O candidato a um segundo mandato na Presidência da República respondia a perguntas de alunos da Universidade Católica, em Lisboa.
"É negativo" que se ataquem os "mercados"
Cavaco Silva insistiu que "é negativo" que se ataquem os "mercados", à semelhança do que tem afirmado o governador do Banco de Portugal.
"O que os mercados dizem é façam o trabalho que devem fazer e deixem-se de palavreado", afirmou.
O candidato alertou que os mercados não olham apenas à "informação macroeconómica" nem ao "sistema bancário", argumentando que Portugal não teria necessidade de recorrer à ajuda externa se apenas aqueles dois dados fossem levados em conta.
"Os mercados não olham só para aí, pode ser que sejam influenciados pela execução orçamental, desde logo pela de 2010 e foi anunciado um desvio à execução orçamental", afirmou, referindo que os mercados "podem desconfiar em relação à execução orçamental para o ano de 2011".
Os mercados podem olhar ainda a "outros elementos", acrescentou, como "a competitividade" e a necessidade de reduzir o desequilíbrio das contas externa e "olhar ao défice que tem a nossa balança de pagamentos".
Cavaco reitera necessidade de "estabilidade política"
Sempre respondendo a questões de alunos, Cavaco Silva reiterou a necessidade de "estabilidade política".

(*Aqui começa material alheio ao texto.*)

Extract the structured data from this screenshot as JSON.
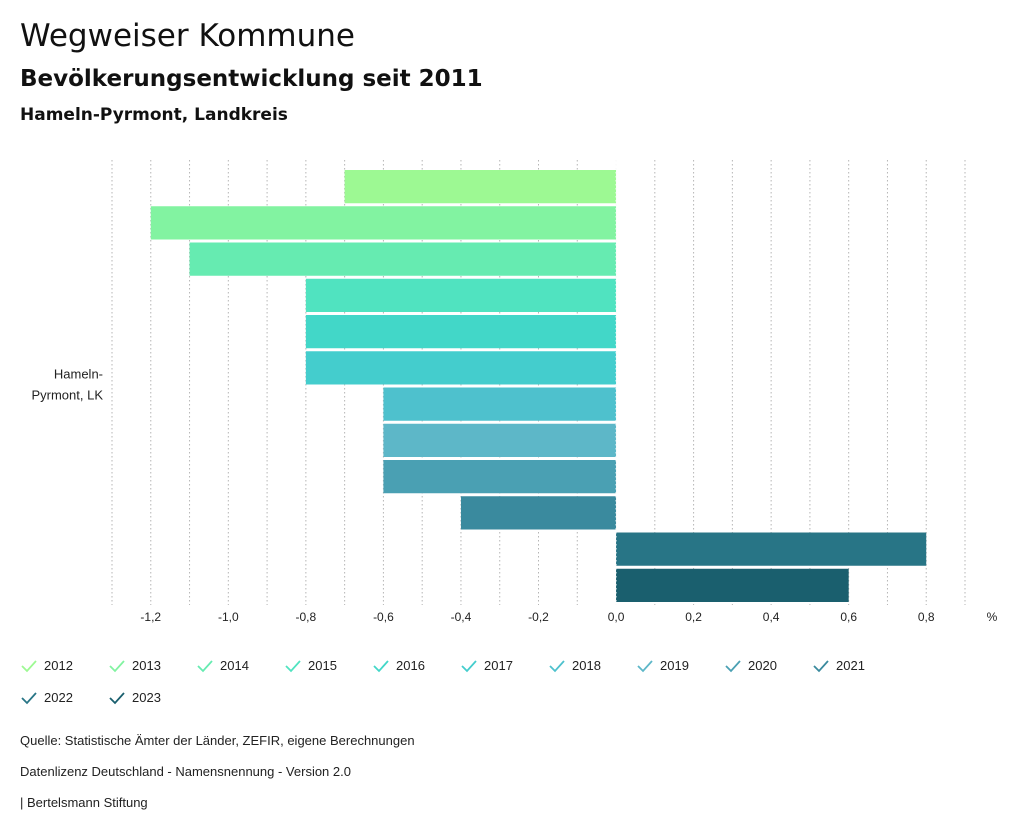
{
  "header": {
    "title": "Wegweiser Kommune",
    "subtitle": "Bevölkerungsentwicklung seit 2011",
    "region": "Hameln-Pyrmont, Landkreis"
  },
  "chart_data": {
    "type": "bar",
    "orientation": "horizontal",
    "category_label_lines": [
      "Hameln-",
      "Pyrmont, LK"
    ],
    "unit": "%",
    "xlim": [
      -1.3,
      0.9
    ],
    "ticks": [
      -1.2,
      -1.0,
      -0.8,
      -0.6,
      -0.4,
      -0.2,
      0.0,
      0.2,
      0.4,
      0.6,
      0.8
    ],
    "tick_labels": [
      "-1,2",
      "-1,0",
      "-0,8",
      "-0,6",
      "-0,4",
      "-0,2",
      "0,0",
      "0,2",
      "0,4",
      "0,6",
      "0,8"
    ],
    "series": [
      {
        "name": "2012",
        "value": -0.7,
        "color": "#9df993"
      },
      {
        "name": "2013",
        "value": -1.2,
        "color": "#82f3a1"
      },
      {
        "name": "2014",
        "value": -1.1,
        "color": "#66ebb1"
      },
      {
        "name": "2015",
        "value": -0.8,
        "color": "#50e3c0"
      },
      {
        "name": "2016",
        "value": -0.8,
        "color": "#42d7c8"
      },
      {
        "name": "2017",
        "value": -0.8,
        "color": "#44cdcd"
      },
      {
        "name": "2018",
        "value": -0.6,
        "color": "#4ec1cd"
      },
      {
        "name": "2019",
        "value": -0.6,
        "color": "#5db7c8"
      },
      {
        "name": "2020",
        "value": -0.6,
        "color": "#4aa0b3"
      },
      {
        "name": "2021",
        "value": -0.4,
        "color": "#3a8a9e"
      },
      {
        "name": "2022",
        "value": 0.8,
        "color": "#287586"
      },
      {
        "name": "2023",
        "value": 0.6,
        "color": "#1a5f6e"
      }
    ],
    "grid": "vertical-dotted"
  },
  "footer": {
    "source": "Quelle: Statistische Ämter der Länder, ZEFIR, eigene Berechnungen",
    "license": "Datenlizenz Deutschland - Namensnennung - Version 2.0",
    "brand": "| Bertelsmann Stiftung"
  }
}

"Nós precisamos de estabilidade política para conseguir resolver os nossos problemas", sublinhando que para "manter a posição de último recurso em caso de uma grave crise", o Presidente da República deve ser "imparcial e isento em relação as essas forças políticas".
Questionado sobre o papel do Presidente da República enquanto comandante superior das Forças Armadas, Cavaco Silva referiu-se ao envio de formadores para o Afeganistão, anunciada pelo ministro da Defesa sexta-feira, sublinhando que essa decisão ainda não está formalmente tomada.
"A decisão só será tomada quando eu colocar esse assunto ao Conselho Superior de Defesa Nacional, ainda não o fiz", afirmou, acrescentando que só quando o fizer "essa decisão vai receber apoio ou rejeição".